As a direct result, the Reds hired former Japan coach Hans Ooft in 2002 in an attempt to establish the backbone of the team, and the impact was immediate. The Dutchman brought the Reds their first ever piece of silverware, the J. League Nabisco Cup in 2003 while also guiding the team to a sixth-place finish out of 16 teams in Division One.
His successor, Guido Buchwald, built on that winning mentally and more silverware followed – the Emperor’s Cup in 2005 and 2006 as well as the J. League championship in 2006. Their success also opened the doors for players such as defender Marcus Tulio Tanaka, the 2006 J. League Player of the Year, to win a call-up to Ivica Osim’s Japan side.
The club added another piece to their puzzle in 2002, moving to their new home at Saitama Stadium, and building a new clubhouse at their training ground. These arrangements helped to dramatically change the team’s playing environment. In 2005, they also inked a business tie with Bayern Munich, with their eyes set on improving their standards – both on and off the field – to international level.

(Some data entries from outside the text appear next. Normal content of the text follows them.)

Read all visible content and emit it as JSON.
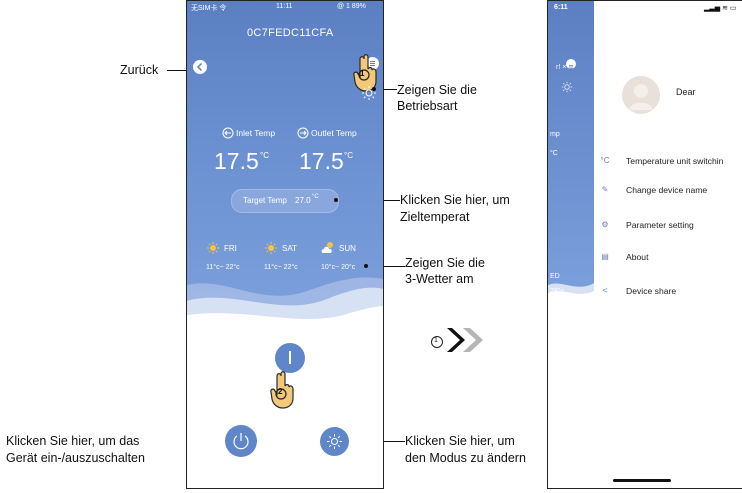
{
  "callouts": {
    "back": "Zurück",
    "mode_view_1": "Zeigen Sie die",
    "mode_view_2": "Betriebsart",
    "target_1": "Klicken Sie hier, um",
    "target_2": "Zieltemperat",
    "weather_1": "Zeigen Sie die",
    "weather_2": "3-Wetter am",
    "power_1": "Klicken Sie hier, um das",
    "power_2": "Gerät ein-/auszuschalten",
    "mode_change_1": "Klicken Sie hier, um",
    "mode_change_2": "den Modus zu ändern"
  },
  "phone1": {
    "status_left": "无SIM卡 令",
    "status_time": "11:11",
    "status_right": "@ 1 89%",
    "device_id": "0C7FEDC11CFA",
    "inlet_label": "Inlet Temp",
    "outlet_label": "Outlet Temp",
    "inlet_value": "17.5",
    "outlet_value": "17.5",
    "unit": "°C",
    "target_label": "Target Temp",
    "target_value": "27.0",
    "target_unit": "°C",
    "weather": [
      {
        "day": "FRI",
        "range": "11°c~ 22°c"
      },
      {
        "day": "SAT",
        "range": "11°c~ 22°c"
      },
      {
        "day": "SUN",
        "range": "10°c~ 20°c"
      }
    ],
    "step_marker_1": "1",
    "step_marker_2": "2"
  },
  "arrows": {
    "step": "1"
  },
  "phone2": {
    "status_time": "6:11",
    "strip_temp_label": "mp",
    "strip_temp_unit": "°C",
    "strip_ed": "ED",
    "strip_temp2": "28°c",
    "strip_x": "r! ×",
    "user_name": "Dear",
    "menu": [
      {
        "icon": "°C",
        "label": "Temperature unit switchin"
      },
      {
        "icon": "✎",
        "label": "Change device name"
      },
      {
        "icon": "⚙",
        "label": "Parameter setting"
      },
      {
        "icon": "▤",
        "label": "About"
      },
      {
        "icon": "<",
        "label": "Device share"
      }
    ]
  },
  "colors": {
    "accent": "#5b7fc2",
    "button": "#5f86c8",
    "menu_icon": "#6b7db5"
  }
}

On 2 December 2006, they beat Gamba Osaka 3-2 in a front of a sold-out crowd of 62,241 spectators to claim the league title. Two weeks later, the players and coaches received a joyous welcome from a sea of 65,000 fans clad in red at a victory parade in Urawa.
“We are finally getting the results for all the hard work we have put in during the last ten years ot so,” said Fujiguchi. “But we are not satisfied with just being number one in Japan. We now want to, as a club, take on the best in Asia.”
As J. League champions, the Reds are moving on to next stage and will take part in the Asian Champions League this year. Osieck has returned to his old club and has said he wants to win in Asia and reach the FIFA Club World Cup.
And with their fanatical fans in tow, one thing is for sure: the Reds would not be thera alone.